Mayoritas Masyarakat Indonesia Menolak Radikalisme kata Hamli
Berbagai kejadian konflik domestik di Irak dan Suriah telah menjadi eksploitasi teroris dengan memperkeruh suasana di negara-negara tersebut.
Editor: Toni Bramantoro
TRIBUNNEWS.COM, BANDUNG - Situasi konflik selalu menjadi lahan subur bagi masuknya kelompok radikal teroris.
Berbagai kejadian konflik domestik di Irak dan Suriah telah menjadi eksploitasi teroris dengan memperkeruh suasana di negara-negara tersebut.
"Kelompok radikal teror paling suka jika ada konflik.Di sana mereka anggap sebagai lahan berperang" demikian ditegaskan oleh Direktur Pencegahan Badan Nasional Penanggulangan Terorisme (BNPT), Ir Hamli, ME dalam Kuliah Umum yang diselenggarakan oleh Universitas Pendidikan Indonesia (UPI) Bandung dengan "Menangkal Radikalisme di Kampus", Selasa (21/8/2018).
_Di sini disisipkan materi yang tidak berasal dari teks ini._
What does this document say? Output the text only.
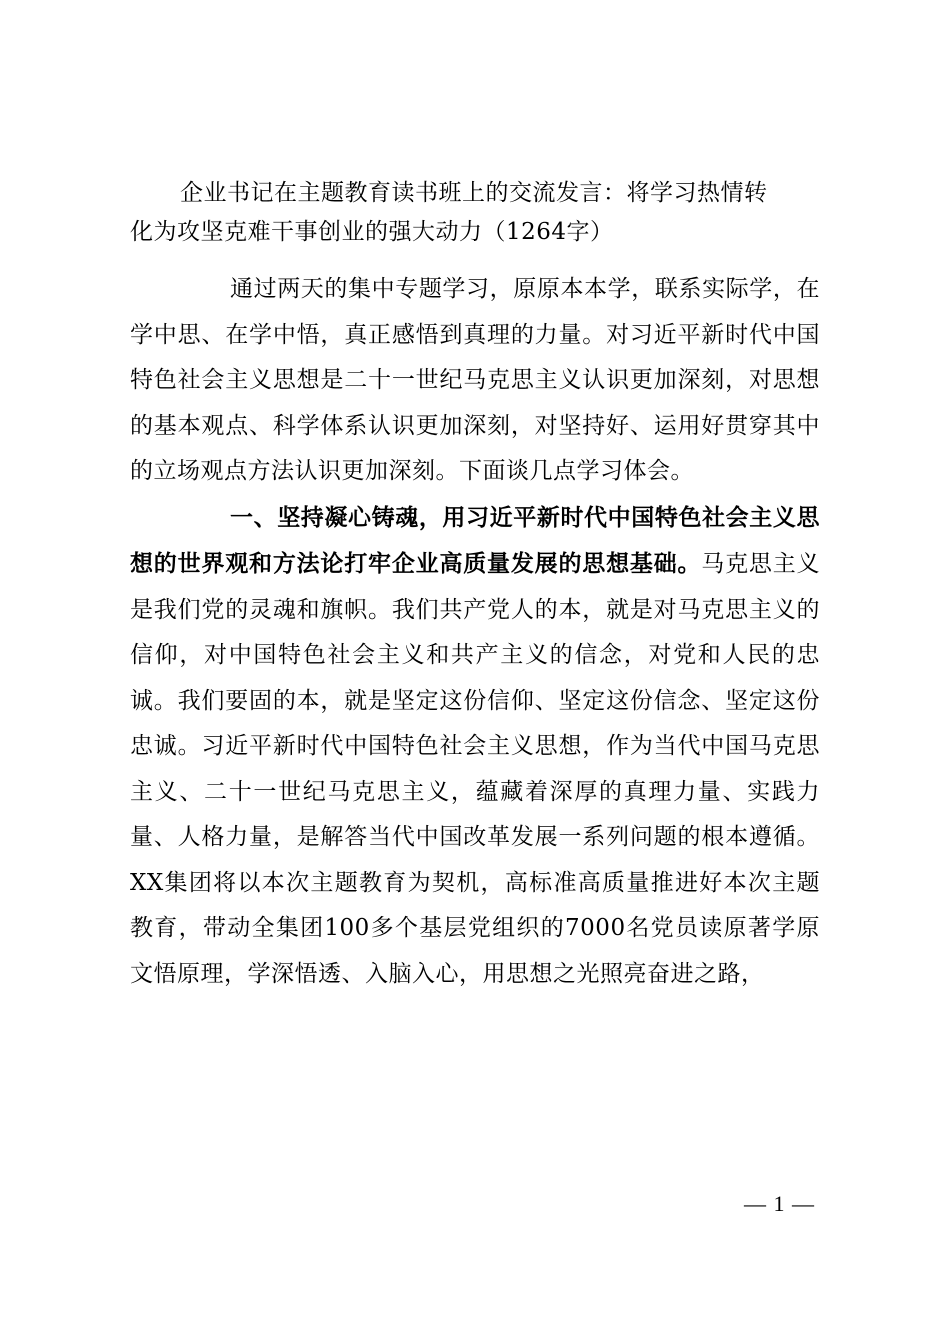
企业书记在主题教育读书班上的交流发言：将学习热情转
化为攻坚克难干事创业的强大动力（1264字）

通过两天的集中专题学习，原原本本学，联系实际学，在学中思、在学中悟，真正感悟到真理的力量。对习近平新时代中国特色社会主义思想是二十一世纪马克思主义认识更加深刻，对思想的基本观点、科学体系认识更加深刻，对坚持好、运用好贯穿其中的立场观点方法认识更加深刻。下面谈几点学习体会。

一、坚持凝心铸魂，用习近平新时代中国特色社会主义思想的世界观和方法论打牢企业高质量发展的思想基础。马克思主义是我们党的灵魂和旗帜。我们共产党人的本，就是对马克思主义的信仰，对中国特色社会主义和共产主义的信念，对党和人民的忠诚。我们要固的本，就是坚定这份信仰、坚定这份信念、坚定这份忠诚。习近平新时代中国特色社会主义思想，作为当代中国马克思主义、二十一世纪马克思主义，蕴藏着深厚的真理力量、实践力量、人格力量，是解答当代中国改革发展一系列问题的根本遵循。XX集团将以本次主题教育为契机，高标准高质量推进好本次主题教育，带动全集团100多个基层党组织的7000名党员读原著学原文悟原理，学深悟透、入脑入心，用思想之光照亮奋进之路，

— 1 —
Dalam kegiatan dengan peserta mahasiswa baru pasca sarjana UPI tahun 2018/2019 ini, Hamli mengajak masyarakat meningkatkan kewaspadaan untuk tidak mudah terprovokasi ajakan konflik.
Masyarakat harus bisa menahan diri dari berbagai provokasi agar tidak menimbulkan konflik yang meluas di lingkungan sosial.
"Hindarilah konflik internal. Kita harus jaga ego-ego kita karena konflik tidak hanya merugikan tetapi di situlah orang radikal teror masuk untuk memperkeruh suasana," tutur Hamli.
Termasuk, lanjut Hamli, masyarakat harus menjaga akal sehat ketika melihat konflik di luar negeri, karena itu juga mempunyai imbas kondisi dalam negeri. Beberapa konflik di regional seperti Thailand, Filipina dan Myanmar ternyata mempunyai imbas terhadap Indonesia.
"Jadi mahasiswa dan kalangan terdidik harus bisa bersikap cerdas dan tidak mudah termakan informasi hoaks dari konflik luar negeri yang dijadikan alat untuk meningkatkan emosi kebencian terhadap yang lain," kata Hamli.
Terorisme merupakan ujung dan pangkal hasilnya. Sementara itu untoleransi dan radikalisme merupakan bahan awal yang mendorong seseorang terjatuh dalam tindakan teror.
Saat ini masyarakat Indonesia, lanjut Hamli, memang sepakat bahwa terorisme harus ditolak. Tetapi, narasi radikalisme masih kuat di tengah masyarakat, misalnya narasi militansi kebencian, narasi keterancaman, narasi teori konspirasi, narasi umat yang didzalimi, dan narasi intoleransi sentimen keagamaan.
"Sebenarnya mayoritas masyarakat Indonesia ini menolak radikalisme, tetapi justru kita menjadi silent majority. Ingat Afganistan jatuh dalam kubangan konflik karena fenomena silent majority. Karenanya saya mengajak masyarakat yang mayoritas ini harus aktif bergerak untuk menangkal narasi-narasi radikalisme di tengah masyarakat." tutur Hamli.
Penyebaran narasi radikalisme saat ini menurut Hamli sudah sangat meresahkan. Paham dan narasi radikal telah menyebar di berbagai lini kehidupan masyakarat seperti sekolah, kampus, lembaga keagamaan dan masyarakat. Di lingkungan kampus fenomena radikalisme justru telah lama terjadi.
"Mempersempit ruang gerak paham dan narasi radikal harus dilakukan terpadu oleh pihak kampus baik di level kebijakan pemerintah, kebijakan kampus, kurikulum, penguatan bela negara, kegiatan mahasiswa." jelas Hamli.